Micah Pickering was born prematurely at 20 weeks. His eyes were “fused shut,” according to his mother, and his bones were still soft. He spent four months in the neonatal intensive care unit.

Yet Micah survived against the odds, and is today a healthy 5 year-old attending Kindergarten.

“When I look at a little baby, a 20-week baby, my heart is full. I’ve been that mom standing there begging God and doctors to let this precious baby live,” his mother Danielle said on Tuesday.

“I’ve been that mom who would do anything to see that child take their first steps and say their first words, and to start school.”

Danielle Pickering spoke at a press conference on Tuesday at the U.S. Capitol, announcing that the Pain-Capable Unborn Child Protection Act will be voted on by the U.S. House on Oct. 3.

The bill, which has passed the House in previous sessions but has not passed the Senate, would ban abortions after 20 weeks of pregnancy except in cases of rape, incest, or when the life of the mother is deemed to be at stake.

Jeanne Mancini, president of March for Life, said the group “welcomes the announcement.”

“This bill would not only save 20,000 lives every year, but would educate the public on the humanity of the unborn person and affirm the science of fetal pain early in development,” she said.

Studies are showing that unborn children as early as 20 weeks old can feel pain, and that a small percentage, with the right treatment, can survive outside the womb.

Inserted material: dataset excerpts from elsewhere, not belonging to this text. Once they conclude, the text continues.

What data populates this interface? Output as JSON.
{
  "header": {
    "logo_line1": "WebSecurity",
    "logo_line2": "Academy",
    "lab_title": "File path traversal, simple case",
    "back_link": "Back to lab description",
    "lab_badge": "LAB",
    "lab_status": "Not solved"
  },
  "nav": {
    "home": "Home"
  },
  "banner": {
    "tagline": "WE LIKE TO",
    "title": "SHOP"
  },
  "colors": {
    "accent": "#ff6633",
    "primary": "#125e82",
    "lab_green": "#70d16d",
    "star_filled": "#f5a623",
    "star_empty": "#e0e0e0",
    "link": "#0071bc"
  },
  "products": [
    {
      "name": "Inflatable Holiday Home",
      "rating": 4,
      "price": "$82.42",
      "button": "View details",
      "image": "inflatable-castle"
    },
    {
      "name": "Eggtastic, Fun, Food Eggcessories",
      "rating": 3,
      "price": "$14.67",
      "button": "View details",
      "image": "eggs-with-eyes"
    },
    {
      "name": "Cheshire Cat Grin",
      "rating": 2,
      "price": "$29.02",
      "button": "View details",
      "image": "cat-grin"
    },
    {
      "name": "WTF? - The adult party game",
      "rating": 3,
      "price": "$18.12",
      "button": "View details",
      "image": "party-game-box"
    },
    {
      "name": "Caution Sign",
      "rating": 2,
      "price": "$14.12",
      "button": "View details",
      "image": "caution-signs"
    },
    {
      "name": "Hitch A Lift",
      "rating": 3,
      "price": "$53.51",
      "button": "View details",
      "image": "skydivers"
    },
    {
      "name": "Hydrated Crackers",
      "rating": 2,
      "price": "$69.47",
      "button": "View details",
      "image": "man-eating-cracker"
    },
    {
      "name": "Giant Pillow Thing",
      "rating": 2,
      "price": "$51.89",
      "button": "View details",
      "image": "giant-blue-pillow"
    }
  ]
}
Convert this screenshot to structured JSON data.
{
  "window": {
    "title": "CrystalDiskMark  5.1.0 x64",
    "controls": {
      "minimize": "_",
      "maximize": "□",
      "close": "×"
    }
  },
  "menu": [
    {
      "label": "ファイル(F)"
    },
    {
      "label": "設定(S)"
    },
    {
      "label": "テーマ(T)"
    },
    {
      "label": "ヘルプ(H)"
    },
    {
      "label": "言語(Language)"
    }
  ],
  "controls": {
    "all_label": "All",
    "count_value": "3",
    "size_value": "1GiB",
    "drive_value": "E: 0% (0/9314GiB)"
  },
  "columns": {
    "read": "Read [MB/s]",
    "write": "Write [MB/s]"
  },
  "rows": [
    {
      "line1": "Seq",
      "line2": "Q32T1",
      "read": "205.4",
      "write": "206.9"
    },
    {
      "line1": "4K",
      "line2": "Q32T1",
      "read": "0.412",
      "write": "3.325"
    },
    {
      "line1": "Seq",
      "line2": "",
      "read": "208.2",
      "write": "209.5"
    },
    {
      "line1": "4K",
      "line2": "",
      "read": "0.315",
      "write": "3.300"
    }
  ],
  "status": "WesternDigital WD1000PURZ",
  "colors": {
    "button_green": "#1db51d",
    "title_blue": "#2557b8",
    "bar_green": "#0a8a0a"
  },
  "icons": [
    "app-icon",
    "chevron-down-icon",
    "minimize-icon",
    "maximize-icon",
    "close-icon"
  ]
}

These signs of viability, pro-life leaders say, demand that at least the rights of these babies must be taken into account in the abortion debate.

The bill is expected to pass the House, which has in recent years already passed several significant pro-life bills including the defunding of Planned Parenthood and a bill that would set up additional protections against taxpayer funding of abortions.

President Donald Trump promised on the campaign trail to sign a Pain-Capable bill if one came to his desk, but the Senate has remained the chamber where the pro-life bills languish. Far fewer than 60 senators – enough votes to bring a bill to the floor for a vote – have consistent pro-life voting records.

This means that the 2018 mid-term elections could be critical, said Susan B. Anthony List president Marjorie Dannenfelser.

“We are preparing for 2018 Senate elections,” Dannenfelser told CNA on Tuesday. “If we come up short, which is likely, short of a Micah miracle, what we’re doing is we’re building that Senate up to a 60-vote margin.”